In the summer of 2009, IBM approached us to create a visual representation of their newly developed natural language processing machine, named Watson. IBM’s goal was to compete against real humans on the deceptively complex gameshow Jeopardy and, simply put, they needed a personality for their computer. Over the course of two years, I was part of the core team that developed the Watson Avatar – a living, breathing representation of the machine that would go on to compete on Jeopardy.

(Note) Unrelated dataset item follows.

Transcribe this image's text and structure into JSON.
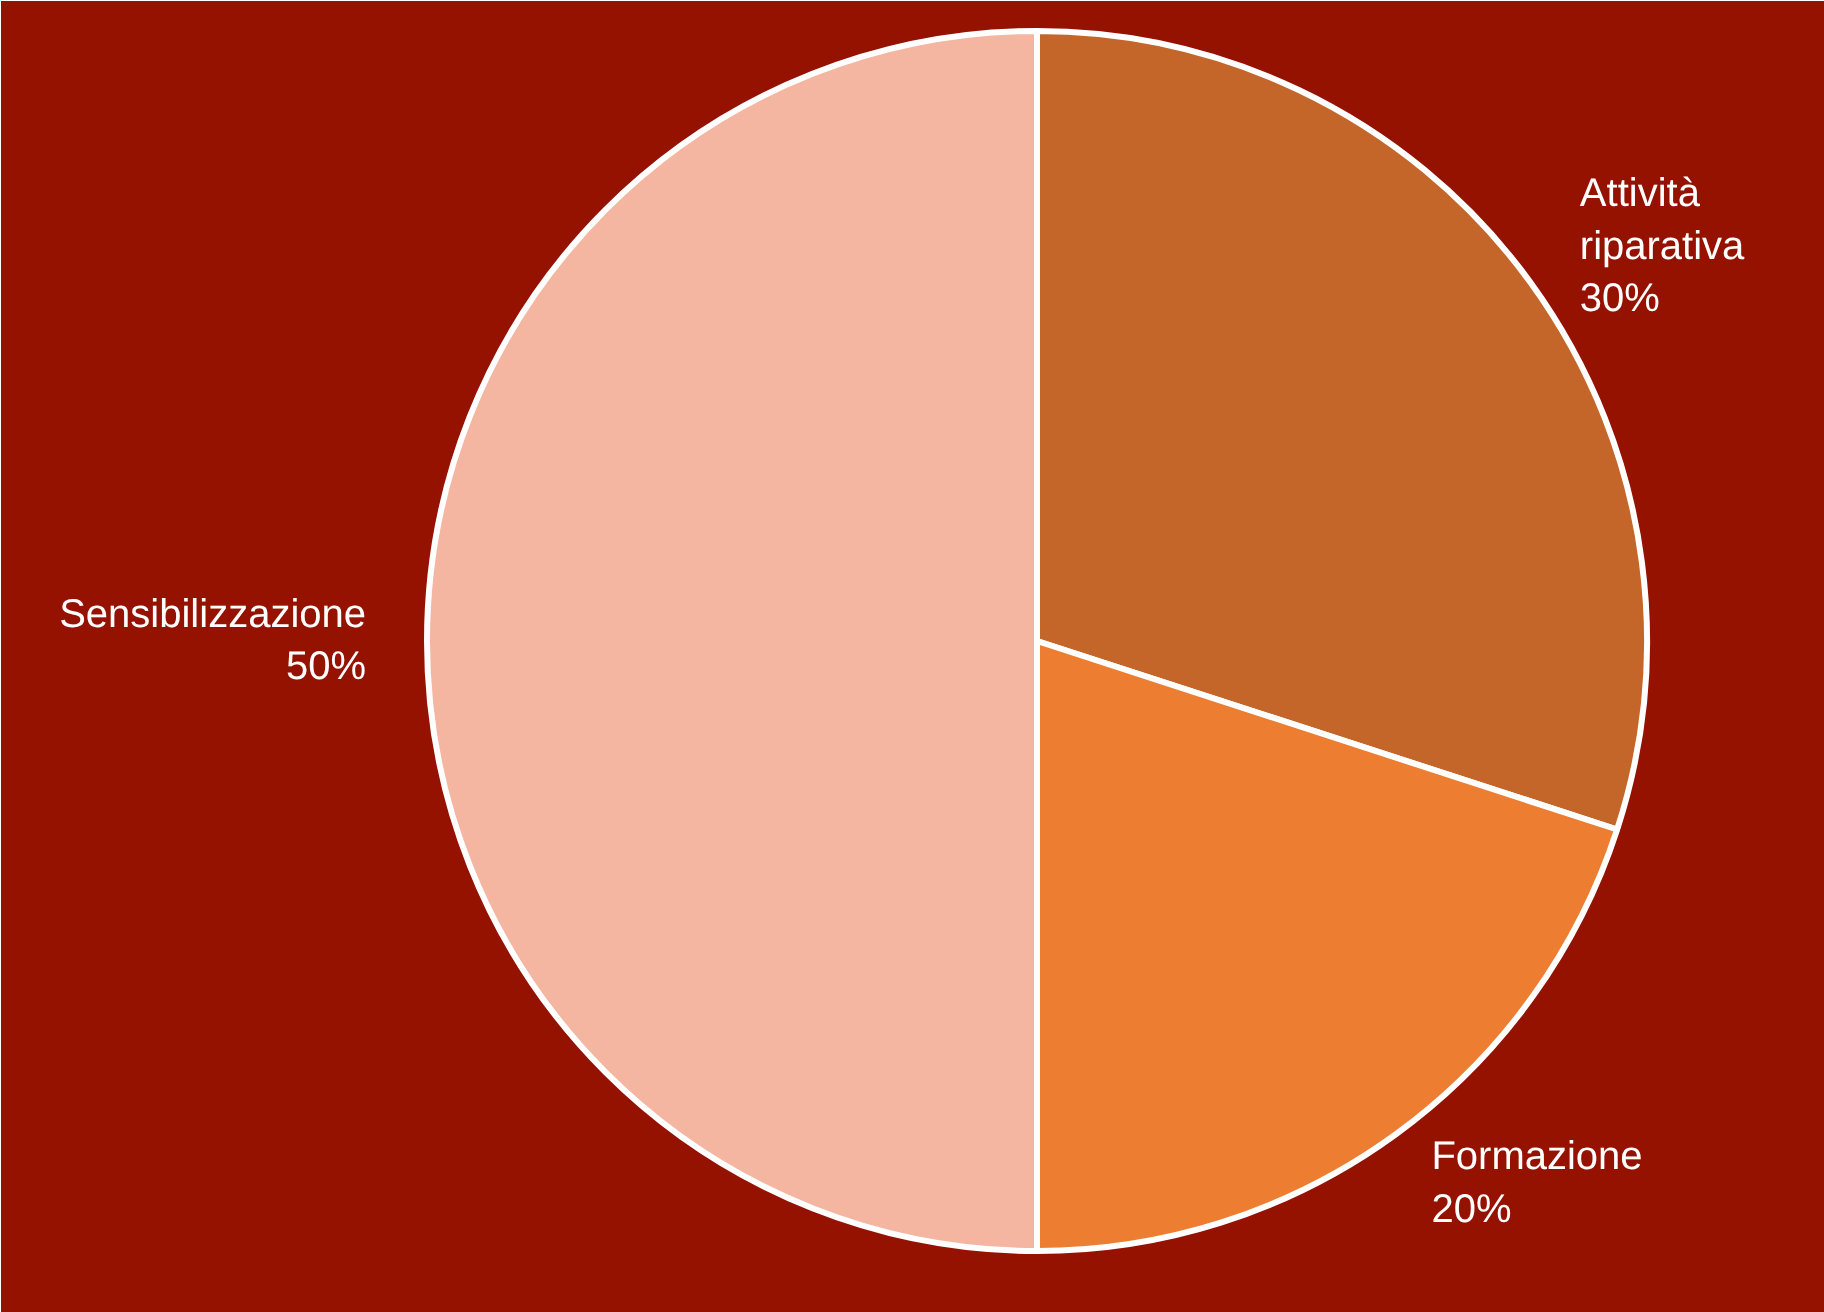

We built a massive "states chart" to map out of all the various actions that a player takes over the course of an episode of Jeopardy. The charted used color, speed, and shape to convey ideas of data, intelligence, and even emotion.
art meets code
We brought on pioneering generative artist Joshua Davis to bring the breath life into code. I collaborated with him to apply the colors and motion devised in the states chart to a live XML feed that ran from the Watson servers to our installation on stage. The code interpreted game states, confidence levels, and answers as colors, shapes, and speed.
On Stage with the Best
Connected to a live feed from the actual Watson computers, the Watson Avatar stood behind the podium between the two best Jeopardy players in the world: Ken Jennings and Brad Rutter.
extending the story
In addition to designing the Avatar, we created a multi-part documentary series called 'What is Watson?' that educated people about the science and the people behind Watson. The videos lived online and also ran during the Jeopardy broadcast.
The Science Behind an Answer got into the nuts and bolts of how Watson works and how complex human language can be.
The Face of Watson covered the complexities of designing an avatar for a room full of servers.
In the final days before the match, we followed the Watson researchers as they prepped for the big day.
Our last film discussed the science of the match and what IBM sees for the future of Watson.
Bringing it all Together
People loved Watson. The general public began to root for the machine, friendly parodies of Watson began to pop up on late night shows and on the web. The avatar is still in use today as the face of the Watson supercomputer as it goes on to solve real world problems for IBM.